Pourtant, la Direction de l'animation, de la recherche, des études et des statistiques (DARES), la Direction de la sécurité sociale (DSS), la Direction de l'administration générale et de la modernisation des services (DAGEMO), la Délégation générale à l'emploi et à la formation professionnelle (DGEFP), soit quatre directions du ministère de l'emploi et de la solidarité, et l'ACOSS ont signé, le 12 février 1998, une convention de partenariat, destinée à organiser les remontées statistiques utiles au suivi et à l'évaluation des mécanismes d'exonération de charges sociales.

Cette convention permet à la DARES de disposer facilement des données connues au niveau des URSSAF. En contrepartie, l'un des objectifs était de mieux intégrer les éléments inhérents au coût de gestion et l'organisation des études d'évaluation communes à l'ACOSS et au ministère, sous l'égide d'un comité de suivi.

Si la convention fonctionne de manière tout à fait correcte pour alimenter en informations la DARES 39( * ) , le comité de suivi ne semble pas avoir réellement fonctionné.

Aucun progrès n'a été constaté en ce qui concerne l'évaluation du coût de gestion.

M. Claude Seibel, directeur de la DARES, a confirmé à vos rapporteurs qu'il s'agissait là d'une grande lacune de sa direction et que la France restait, de manière générale, très en retard sur ce type d'évaluations.

Il convient également d'ajouter au coût direct de gestion toutes les dépenses d'information et de communication engagées par les URSSAF : sites Internet, cellules téléphoniques, plaquettes... La complexité nécessite une communication constante, de qualité. A titre d'illustration, l'explication du nouveau mécanisme d'allégement de charges lié à la réduction du temps de travail mobilise aujourd'hui d'importants moyens au niveau des URSSAF.

Vos rapporteurs, lors de leur déplacement à Arras, ont pu se procurer la masse impressionnante de tous les dépliants informatifs remis aux entreprises, par type de mesure...

Le coût des traitements informatiques est également souvent négligé. L'informatique a pour effet pervers de faire croire que la complexité peut être gommée. Or, ce n'est qu'au prix de développements coûteux qu'elle peut la masquer.

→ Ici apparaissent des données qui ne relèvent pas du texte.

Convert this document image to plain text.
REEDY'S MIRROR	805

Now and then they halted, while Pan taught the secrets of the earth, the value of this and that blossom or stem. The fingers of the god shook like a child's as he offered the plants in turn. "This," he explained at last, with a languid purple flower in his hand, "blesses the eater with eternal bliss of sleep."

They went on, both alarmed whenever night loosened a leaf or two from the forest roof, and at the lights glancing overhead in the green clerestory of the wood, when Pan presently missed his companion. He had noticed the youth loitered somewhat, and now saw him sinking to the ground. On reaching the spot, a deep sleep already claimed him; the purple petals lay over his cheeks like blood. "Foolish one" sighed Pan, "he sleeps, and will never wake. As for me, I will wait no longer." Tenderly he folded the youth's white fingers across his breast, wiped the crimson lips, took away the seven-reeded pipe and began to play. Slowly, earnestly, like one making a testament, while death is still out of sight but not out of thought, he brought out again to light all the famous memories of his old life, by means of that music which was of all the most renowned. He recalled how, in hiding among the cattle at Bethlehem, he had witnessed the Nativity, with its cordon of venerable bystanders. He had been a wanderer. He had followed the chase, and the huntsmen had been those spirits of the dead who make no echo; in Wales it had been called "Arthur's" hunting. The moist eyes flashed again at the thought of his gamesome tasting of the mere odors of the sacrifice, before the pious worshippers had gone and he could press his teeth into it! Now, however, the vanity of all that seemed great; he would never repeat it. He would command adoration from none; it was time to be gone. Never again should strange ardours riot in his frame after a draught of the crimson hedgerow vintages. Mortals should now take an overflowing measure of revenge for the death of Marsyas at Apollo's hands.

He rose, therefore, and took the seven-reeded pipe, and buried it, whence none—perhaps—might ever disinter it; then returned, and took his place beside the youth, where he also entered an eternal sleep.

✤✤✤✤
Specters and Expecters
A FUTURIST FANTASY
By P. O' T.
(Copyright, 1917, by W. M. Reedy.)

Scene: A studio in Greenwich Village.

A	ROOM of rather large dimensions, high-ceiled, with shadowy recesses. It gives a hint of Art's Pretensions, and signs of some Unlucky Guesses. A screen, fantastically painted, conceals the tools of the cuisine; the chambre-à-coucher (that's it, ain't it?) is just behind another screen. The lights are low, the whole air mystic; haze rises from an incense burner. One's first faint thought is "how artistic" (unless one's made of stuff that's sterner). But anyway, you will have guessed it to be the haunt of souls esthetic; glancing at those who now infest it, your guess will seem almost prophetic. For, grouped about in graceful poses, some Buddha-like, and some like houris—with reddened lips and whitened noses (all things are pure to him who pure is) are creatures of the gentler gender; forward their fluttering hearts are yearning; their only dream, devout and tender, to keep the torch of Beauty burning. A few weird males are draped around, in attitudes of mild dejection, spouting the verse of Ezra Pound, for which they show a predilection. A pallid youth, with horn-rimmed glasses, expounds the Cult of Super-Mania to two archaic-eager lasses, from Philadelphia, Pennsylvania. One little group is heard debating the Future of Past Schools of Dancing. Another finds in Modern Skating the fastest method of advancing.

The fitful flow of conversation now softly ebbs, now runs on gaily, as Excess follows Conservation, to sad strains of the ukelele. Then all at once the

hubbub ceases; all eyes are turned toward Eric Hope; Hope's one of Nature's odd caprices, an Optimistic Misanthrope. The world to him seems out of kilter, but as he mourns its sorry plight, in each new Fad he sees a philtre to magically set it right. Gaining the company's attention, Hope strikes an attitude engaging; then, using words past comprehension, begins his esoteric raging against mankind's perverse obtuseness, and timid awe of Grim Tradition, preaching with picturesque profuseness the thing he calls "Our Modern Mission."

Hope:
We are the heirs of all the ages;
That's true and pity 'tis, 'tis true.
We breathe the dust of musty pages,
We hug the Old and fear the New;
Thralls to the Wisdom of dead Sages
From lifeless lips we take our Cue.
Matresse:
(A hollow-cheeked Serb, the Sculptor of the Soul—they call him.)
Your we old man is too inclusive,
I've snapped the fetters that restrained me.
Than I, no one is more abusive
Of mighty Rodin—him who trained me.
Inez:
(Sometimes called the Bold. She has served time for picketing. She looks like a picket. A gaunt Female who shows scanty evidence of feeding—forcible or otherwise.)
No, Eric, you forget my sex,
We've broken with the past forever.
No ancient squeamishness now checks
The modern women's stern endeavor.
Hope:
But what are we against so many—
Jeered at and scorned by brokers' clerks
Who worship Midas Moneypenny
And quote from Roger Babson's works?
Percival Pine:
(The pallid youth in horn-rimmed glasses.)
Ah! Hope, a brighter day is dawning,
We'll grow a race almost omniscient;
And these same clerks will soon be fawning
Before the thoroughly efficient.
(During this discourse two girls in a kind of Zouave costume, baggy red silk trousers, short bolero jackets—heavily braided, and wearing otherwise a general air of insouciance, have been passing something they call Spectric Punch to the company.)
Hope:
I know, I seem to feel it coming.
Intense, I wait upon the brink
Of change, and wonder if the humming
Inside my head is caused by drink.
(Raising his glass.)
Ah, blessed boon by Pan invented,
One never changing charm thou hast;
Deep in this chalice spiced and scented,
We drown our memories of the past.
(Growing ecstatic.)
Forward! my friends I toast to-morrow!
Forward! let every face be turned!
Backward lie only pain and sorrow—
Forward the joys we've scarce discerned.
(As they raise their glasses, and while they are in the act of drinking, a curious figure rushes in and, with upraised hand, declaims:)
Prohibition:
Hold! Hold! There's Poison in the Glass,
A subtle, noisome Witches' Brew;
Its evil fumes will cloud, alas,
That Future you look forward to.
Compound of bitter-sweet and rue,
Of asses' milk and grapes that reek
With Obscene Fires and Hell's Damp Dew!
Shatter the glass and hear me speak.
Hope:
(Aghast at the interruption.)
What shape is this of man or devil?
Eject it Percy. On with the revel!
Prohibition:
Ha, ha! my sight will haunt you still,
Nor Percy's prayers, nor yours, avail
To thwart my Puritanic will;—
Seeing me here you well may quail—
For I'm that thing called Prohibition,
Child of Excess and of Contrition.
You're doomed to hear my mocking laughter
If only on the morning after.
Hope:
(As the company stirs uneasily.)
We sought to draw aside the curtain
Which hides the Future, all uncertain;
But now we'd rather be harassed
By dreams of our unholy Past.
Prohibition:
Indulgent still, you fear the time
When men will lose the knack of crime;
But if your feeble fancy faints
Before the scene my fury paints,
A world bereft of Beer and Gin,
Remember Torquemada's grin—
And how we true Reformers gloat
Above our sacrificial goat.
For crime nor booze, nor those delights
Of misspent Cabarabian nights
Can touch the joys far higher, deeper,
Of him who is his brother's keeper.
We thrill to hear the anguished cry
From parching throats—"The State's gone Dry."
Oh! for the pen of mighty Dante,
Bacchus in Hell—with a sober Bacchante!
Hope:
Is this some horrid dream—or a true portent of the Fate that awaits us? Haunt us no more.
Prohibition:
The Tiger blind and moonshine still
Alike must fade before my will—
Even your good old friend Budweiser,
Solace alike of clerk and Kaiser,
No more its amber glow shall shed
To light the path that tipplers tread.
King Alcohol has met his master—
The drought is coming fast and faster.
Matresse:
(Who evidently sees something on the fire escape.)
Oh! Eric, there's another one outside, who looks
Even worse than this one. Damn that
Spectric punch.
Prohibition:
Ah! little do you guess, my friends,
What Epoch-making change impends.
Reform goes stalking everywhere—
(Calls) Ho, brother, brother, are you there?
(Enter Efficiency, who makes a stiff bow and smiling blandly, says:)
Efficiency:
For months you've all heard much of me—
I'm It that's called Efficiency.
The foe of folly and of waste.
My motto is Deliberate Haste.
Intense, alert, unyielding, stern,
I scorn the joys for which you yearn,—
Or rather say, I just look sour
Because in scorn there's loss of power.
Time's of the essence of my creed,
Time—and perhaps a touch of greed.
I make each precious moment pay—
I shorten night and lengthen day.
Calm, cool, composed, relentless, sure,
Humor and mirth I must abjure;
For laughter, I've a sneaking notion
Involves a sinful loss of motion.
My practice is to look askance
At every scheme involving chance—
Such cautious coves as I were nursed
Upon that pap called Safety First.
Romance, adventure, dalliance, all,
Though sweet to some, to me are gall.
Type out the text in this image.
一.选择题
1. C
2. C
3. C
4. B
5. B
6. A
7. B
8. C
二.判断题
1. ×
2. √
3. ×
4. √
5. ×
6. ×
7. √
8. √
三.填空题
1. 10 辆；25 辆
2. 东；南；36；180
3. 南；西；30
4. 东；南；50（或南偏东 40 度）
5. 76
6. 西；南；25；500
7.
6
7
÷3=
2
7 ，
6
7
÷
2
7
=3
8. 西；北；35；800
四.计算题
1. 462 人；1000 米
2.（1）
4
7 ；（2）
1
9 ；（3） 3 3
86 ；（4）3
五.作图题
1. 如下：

M. Jean-Louis Buhl, directeur de l'ACOSS, a rappelé, lors de son audition devant la commission des Affaires sociales, que la branche était tenue -par la convention d'objectifs et de gestion- à l'objectif d'une stabilité de ses effectifs, mais que le réseau avait dû être renforcé par environ 200 personnes depuis deux ans.

4. Une neutralité en trésorerie quasiment atteinte

L'Etat compensant à la sécurité sociale la majeure partie des exonérations de cotisations, ses versements représentent désormais un véritable enjeu pour la branche du recouvrement. Le principe de " neutralité de trésorerie " a été posé par la convention de trésorerie du 2 mai 1994 liant l'Etat à l'ACOSS.

L'Etat a réalisé beaucoup de progrès en la matière. La compensation des mesures d'exonération fait l'objet d'un échéancier de versement d'acomptes mensuels de l'Etat permettant d'assurer la neutralité en trésorerie des dispositifs (seules les mesures dont le coût est inférieur à 1 milliard de francs ne figurent pas à l'échéancier).

Chaque trimestre, un chiffrage des exonérations par mesure est réalisé pour information. Une régularisation entre la dépense réelle constatée et les acomptes versés est effectuée à titre provisoire en fin d'exercice. Une régularisation définitive intervient au début de l'exercice suivant.

La Cour des comptes a comptabilisé, dans son rapport 1999 sur la sécurité sociale, les restes à recouvrer sur l'Etat au titre de la politique de l'emploi 40( * ) , au 31 décembre 1998, l'Etat " devait " encore 6,74 milliards de francs, soit une somme en retrait de 8,4 % par rapport à l'année précédente.

Il reste donc un dernier effort à réaliser.